Polyunsaturated fats have more than one unsaturated carbon bond in the molecule also called a double bond. Oils containing polyunsaturated fats are liquid at room temperature but start to turn solid when chilled. Polyunsaturated fats are also good fats and are beneficial for health. Polyunsaturated fats helps reduce bad cholesterol(LDL and VLDL) levels in blood and lowers the risk of heart disease and stroke. They also provide nutrients for the development and maintenance of body’s cells. Oils rich in polyunsaturated fats also provides vitamin E(which is an antioxidant) to our diet.

Polyunsaturated fat rich oils provide essential fats that your body requires but can’t produce itself like omega-3 and omega-6 fatty acids. Omega-3 and omega-6 fatty acids are very important for our heart and brain.

Sources:
  • PUFA: fish, sesame seed spread ,linseed (flaxseed) and chia seeds, soybean, sunflower, safflower, and canola oil, and margarine spreads made from these oils, pine nuts, walnuts and brazil nuts.
  • Omega-3 and Omega-6: oily fish like tuna, salmon, sardines and blue mackerel, walnuts, linseed (flaxseed), chia seeds, spreads made from canola or soybean.

Bad Fats

1. Saturated Fat:

Saturated Fat

Saturated fats are bad fats as it raises the level of cholesterol in blood. Saturated fats are fat molecules that have no double bonds between carbon molecules as they are saturated with hydrogen molecules. Saturated fats are solid at room temperature.

Saturated Fat Recommended limit:

The American Heart Association recommends a diet which contains 5% to 6% of calories from saturated fat.
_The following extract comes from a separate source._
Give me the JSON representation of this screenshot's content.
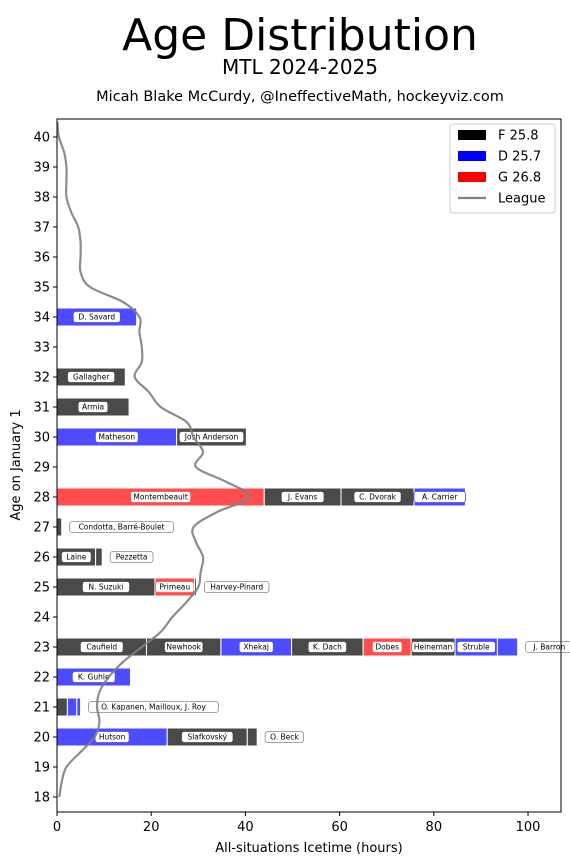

For example, if you need about 3,000 calories a day, no more than 180 of them should come from saturated fat i.e. about 13 grams of saturated fat per day.

Food having saturated fat: fatty beef, lamb, pork, poultry with skin, beef fat, lard and cream, butter, cheese and other dairy products made from whole or reduced-fat (2 percent) milk.

2. Trans Fat:

Trans Fat

Trans Fat is also a bad fat.

There are mainly two types of trans fats: naturally-occurring and artificial trans fats. Naturally-occurring trans fats are produced in the gut of some animals and foods made from these animals (e.g., milk and meat products) may contain small quantities of these fats. Artificial trans fats (or trans fatty acids) are created by an industrial processes by adding hydrogen to the liquid vegetable oils to make them more solid. Trans Fats are also called as partially hydrogenated oils.
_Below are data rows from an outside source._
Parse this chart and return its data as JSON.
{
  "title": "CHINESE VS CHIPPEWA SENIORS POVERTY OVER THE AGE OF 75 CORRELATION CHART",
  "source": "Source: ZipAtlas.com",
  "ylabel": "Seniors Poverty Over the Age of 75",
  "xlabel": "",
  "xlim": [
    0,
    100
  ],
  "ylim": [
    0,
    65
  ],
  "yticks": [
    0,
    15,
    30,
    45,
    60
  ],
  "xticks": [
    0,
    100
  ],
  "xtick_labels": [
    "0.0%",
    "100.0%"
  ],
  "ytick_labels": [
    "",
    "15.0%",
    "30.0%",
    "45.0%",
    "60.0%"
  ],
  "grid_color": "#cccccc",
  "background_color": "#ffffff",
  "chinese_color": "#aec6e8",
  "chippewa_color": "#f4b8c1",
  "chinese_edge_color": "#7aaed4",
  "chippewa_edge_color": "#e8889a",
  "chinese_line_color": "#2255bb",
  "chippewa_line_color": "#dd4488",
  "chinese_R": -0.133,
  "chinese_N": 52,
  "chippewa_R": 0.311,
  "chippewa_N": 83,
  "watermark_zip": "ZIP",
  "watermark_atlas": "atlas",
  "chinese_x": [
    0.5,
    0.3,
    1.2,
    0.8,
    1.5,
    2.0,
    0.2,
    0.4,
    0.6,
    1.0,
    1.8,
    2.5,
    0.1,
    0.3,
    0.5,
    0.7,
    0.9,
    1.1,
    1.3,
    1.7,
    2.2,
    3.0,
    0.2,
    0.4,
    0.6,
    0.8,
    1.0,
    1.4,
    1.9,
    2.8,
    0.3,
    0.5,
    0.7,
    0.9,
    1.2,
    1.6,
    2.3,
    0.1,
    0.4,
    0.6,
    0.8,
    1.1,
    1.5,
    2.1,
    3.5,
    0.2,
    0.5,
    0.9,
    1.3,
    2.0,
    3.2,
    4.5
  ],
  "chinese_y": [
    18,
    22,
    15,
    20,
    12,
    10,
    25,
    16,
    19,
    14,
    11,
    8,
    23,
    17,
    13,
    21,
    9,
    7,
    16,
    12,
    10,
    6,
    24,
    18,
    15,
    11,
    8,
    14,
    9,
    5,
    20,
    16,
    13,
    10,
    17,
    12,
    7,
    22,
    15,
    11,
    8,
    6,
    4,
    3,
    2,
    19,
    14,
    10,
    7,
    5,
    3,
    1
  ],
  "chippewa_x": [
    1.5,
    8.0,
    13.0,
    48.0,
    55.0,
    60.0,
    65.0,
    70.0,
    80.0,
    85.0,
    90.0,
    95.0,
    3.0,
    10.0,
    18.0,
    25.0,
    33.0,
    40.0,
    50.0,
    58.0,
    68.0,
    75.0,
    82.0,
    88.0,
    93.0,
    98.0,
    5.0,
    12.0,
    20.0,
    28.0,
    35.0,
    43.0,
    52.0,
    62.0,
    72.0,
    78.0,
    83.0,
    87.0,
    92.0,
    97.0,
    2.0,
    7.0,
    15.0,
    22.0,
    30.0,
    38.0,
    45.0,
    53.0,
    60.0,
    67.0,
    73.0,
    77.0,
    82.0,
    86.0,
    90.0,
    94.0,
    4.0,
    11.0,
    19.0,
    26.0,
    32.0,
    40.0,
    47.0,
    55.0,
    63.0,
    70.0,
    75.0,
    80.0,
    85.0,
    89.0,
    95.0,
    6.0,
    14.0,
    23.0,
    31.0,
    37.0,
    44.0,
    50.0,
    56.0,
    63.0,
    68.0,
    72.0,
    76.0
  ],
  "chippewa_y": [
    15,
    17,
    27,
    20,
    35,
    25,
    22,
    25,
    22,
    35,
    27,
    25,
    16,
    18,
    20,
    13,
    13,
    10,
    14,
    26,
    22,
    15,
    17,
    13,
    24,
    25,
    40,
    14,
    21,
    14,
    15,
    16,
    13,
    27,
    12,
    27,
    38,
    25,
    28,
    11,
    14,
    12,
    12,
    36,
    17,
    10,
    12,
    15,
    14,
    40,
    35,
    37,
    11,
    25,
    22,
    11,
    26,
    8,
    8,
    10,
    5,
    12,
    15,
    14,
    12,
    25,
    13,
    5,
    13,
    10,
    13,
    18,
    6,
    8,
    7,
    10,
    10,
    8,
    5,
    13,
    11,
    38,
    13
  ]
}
Reason for the use of Trans Fat is that Trans fats are easy to use, inexpensive and last a long time. Also, Trans fats give foods desirable taste and texture as desired. Trans fats tends to raise bad cholesterol(LDL and VLDL)  levels and lower good cholesterol(HDL) levels. Trans Fats increases the risk of heart disease and even heart attack. A person eating trans fat regularly may also develop type-2 diabetes.

Foods containing Trans Fat: fried foods like doughnuts, baked goods like cakes, pie crusts, biscuits, pizza, french fries,chips, snacks, fast food, cookies, crackers etc.

So, it is better to stay away from Trans Fats as much as possible.